In 1938, Deuskar returned back to India, and in 1939 he was appointed as the Deputy Director of the JJ School of Art. In the Times of India Annual issue of 1939, Gladstone Solomon wrote about Deuskar, appreciating his skill in both the Indian and Western art traditions, concluding that the painter will go on to create his own indivisualised free Indian style. However, Deuskar made his mark on the art of modern India as a professional portraitist. His inclination towards academic realism created a rift between him and the director of the JJ School of Art, Charles Gerard, who was an advocate of modernism.

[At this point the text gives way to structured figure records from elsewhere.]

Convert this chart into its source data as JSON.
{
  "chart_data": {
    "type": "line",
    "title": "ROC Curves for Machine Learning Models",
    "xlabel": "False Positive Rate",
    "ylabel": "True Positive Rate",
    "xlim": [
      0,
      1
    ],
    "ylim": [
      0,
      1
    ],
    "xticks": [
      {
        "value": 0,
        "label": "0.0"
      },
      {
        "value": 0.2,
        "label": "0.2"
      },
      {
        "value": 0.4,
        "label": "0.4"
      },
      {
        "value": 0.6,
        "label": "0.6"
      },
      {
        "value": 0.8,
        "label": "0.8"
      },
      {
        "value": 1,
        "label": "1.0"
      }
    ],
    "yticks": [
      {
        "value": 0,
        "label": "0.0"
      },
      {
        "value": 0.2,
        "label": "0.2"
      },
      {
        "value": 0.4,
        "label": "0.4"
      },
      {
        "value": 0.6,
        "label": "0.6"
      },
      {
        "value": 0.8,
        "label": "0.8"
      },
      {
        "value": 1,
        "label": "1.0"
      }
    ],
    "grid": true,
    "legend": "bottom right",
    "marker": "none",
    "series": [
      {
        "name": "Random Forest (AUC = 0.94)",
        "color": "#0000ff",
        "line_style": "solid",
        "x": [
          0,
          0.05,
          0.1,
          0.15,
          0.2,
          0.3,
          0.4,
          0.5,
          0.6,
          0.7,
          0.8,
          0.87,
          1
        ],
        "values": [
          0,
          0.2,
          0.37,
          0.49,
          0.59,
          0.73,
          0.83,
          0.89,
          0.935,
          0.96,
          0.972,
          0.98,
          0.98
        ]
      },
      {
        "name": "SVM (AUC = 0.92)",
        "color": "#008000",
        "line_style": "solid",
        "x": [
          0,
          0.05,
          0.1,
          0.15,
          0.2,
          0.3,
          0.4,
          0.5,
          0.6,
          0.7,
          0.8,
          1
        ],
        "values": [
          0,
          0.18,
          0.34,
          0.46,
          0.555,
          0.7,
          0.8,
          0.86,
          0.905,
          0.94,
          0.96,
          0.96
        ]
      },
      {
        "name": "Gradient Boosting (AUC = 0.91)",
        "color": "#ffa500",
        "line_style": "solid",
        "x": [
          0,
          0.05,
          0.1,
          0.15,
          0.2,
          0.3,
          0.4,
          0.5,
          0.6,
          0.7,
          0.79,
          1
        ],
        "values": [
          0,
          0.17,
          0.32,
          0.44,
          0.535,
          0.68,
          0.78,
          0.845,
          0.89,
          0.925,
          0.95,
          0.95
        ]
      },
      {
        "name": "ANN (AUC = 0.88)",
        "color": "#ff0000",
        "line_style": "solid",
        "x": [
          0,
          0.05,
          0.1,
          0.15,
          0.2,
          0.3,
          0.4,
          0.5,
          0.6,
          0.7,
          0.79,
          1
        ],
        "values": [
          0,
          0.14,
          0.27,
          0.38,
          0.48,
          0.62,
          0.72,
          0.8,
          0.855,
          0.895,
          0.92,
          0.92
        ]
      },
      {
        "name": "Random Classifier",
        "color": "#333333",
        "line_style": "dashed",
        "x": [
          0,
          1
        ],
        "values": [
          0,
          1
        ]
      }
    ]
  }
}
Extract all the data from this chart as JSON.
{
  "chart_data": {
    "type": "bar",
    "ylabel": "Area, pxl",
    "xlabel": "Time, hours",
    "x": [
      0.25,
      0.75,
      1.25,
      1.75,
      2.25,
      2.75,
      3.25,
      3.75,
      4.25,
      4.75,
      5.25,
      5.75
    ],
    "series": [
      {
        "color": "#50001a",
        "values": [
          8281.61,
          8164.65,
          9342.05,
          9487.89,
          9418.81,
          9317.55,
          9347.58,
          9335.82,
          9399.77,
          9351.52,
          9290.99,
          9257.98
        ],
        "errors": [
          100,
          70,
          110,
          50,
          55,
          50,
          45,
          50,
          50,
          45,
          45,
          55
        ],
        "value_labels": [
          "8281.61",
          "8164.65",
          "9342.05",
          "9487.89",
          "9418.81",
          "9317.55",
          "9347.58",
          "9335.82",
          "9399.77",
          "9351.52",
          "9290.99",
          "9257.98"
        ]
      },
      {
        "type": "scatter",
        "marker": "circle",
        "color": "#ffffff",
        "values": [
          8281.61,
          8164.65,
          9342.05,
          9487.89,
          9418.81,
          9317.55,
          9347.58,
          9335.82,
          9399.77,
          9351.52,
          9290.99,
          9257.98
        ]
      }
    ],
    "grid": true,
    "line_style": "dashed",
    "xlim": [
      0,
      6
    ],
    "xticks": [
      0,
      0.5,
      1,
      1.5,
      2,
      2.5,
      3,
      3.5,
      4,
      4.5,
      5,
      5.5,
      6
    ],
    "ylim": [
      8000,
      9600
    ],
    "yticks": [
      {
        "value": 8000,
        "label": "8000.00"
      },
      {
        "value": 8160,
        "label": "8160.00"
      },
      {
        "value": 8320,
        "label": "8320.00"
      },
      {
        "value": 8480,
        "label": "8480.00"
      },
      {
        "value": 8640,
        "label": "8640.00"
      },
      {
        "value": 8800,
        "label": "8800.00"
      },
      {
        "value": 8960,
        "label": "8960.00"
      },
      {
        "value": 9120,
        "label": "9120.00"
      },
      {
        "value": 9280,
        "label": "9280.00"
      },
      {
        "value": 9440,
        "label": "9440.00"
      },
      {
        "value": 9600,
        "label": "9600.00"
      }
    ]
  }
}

After this, the Maharaja of the Baroda state, Pratapsinhrao Gaekwad, invited Deuskar to work as his court painter. Resigning from his post at the school, he went to Baroda in 1941. Here, Deuskar went on create numerous of his masterpieces. One of his monumental works includes the painting of the coronation ceremony of the Maharaja, which can still be seen on display in the Durbar Hall of the Laxmi Vilas Palace in Baroda. This massive painting which is seventeen feet tall, depicts the Maharaja striding on his horse accepting the salute of his army which is positioned behind him. Another one of his remarkable works is his life-size portraits of the Nizam Sir Hyder of the Princely state of Hyderabad, which he painted in 1939 and hence is one of his early works. After this, Deuskar went on to paint the portraits of various royals like Fatehsinhrao Gaekwad, Maharanis Shantadevi and Sitadevi, etc. His command and expertise in the art of portraiture quickly spread to the other princely states like Jaipur, Cooch Behar, Porbundar and Junagadh where he was commissioned to paint portraits.

== Post-Independence ==
Even after independence when the Princely states were no longer in existence, Deuskar's popularity and fame continued to grow as he was appointed as the official national portraitist by all-party committee of the Indian Parliament. He was repeatedly called to decorate the walls of various buildings of national importance like the Rashtrapati Bhavan, Delhi Municipal Corporation, Victoria Memorial Museum in Kolkata, the Supreme Court of India and the Bombay High Court. He was also called to paint at the India House in London, where he drew portraits of eminent personalities like Raja Ram Mohan Roy and Lokmanya Bal Gangadhar Tilak.

Deuskar is also known for his portraits of notable individuals like J.R.D. Tata, M.C. Setalvad, the Attorney General of India, Vishnushastri Chiplunkar and Acharya Atre, the Governors of the Reserve Bank of India and of various senior officials of the Indian Air Force and Army. Deuskar was also the representative of India at the International Symposium on Visual Art which was held in Vienna in 1960. Among his later works, one of his most ambitious projects was a seven feet by fifty feet large mural titled as 'Karmayoga', in which he depicted the life of Lokmanya Bal Gangadhar Tilak, painted at the Tilak Smarak Mandir, Pune in 1971. While he was accustomed to painting commissioned portraits, he started painting and donating portraits of the founders of the Fergusson College, Pune. These include portraits of leaders like Bal Gangadhar Tilak, Gopal Ganesh Agarkar, N.M. Joshi, Wrangler Paranjape, Wrangler Mahajan, Dr. Shriram Lagoo and P.L. Deshpande, all of which can still be seen in the collection of the Fergusson College. The Directorate of Art, Maharashtra State also felicitated him on the occasion of the Silver Jubilee Celebration of the State Art Exhibition.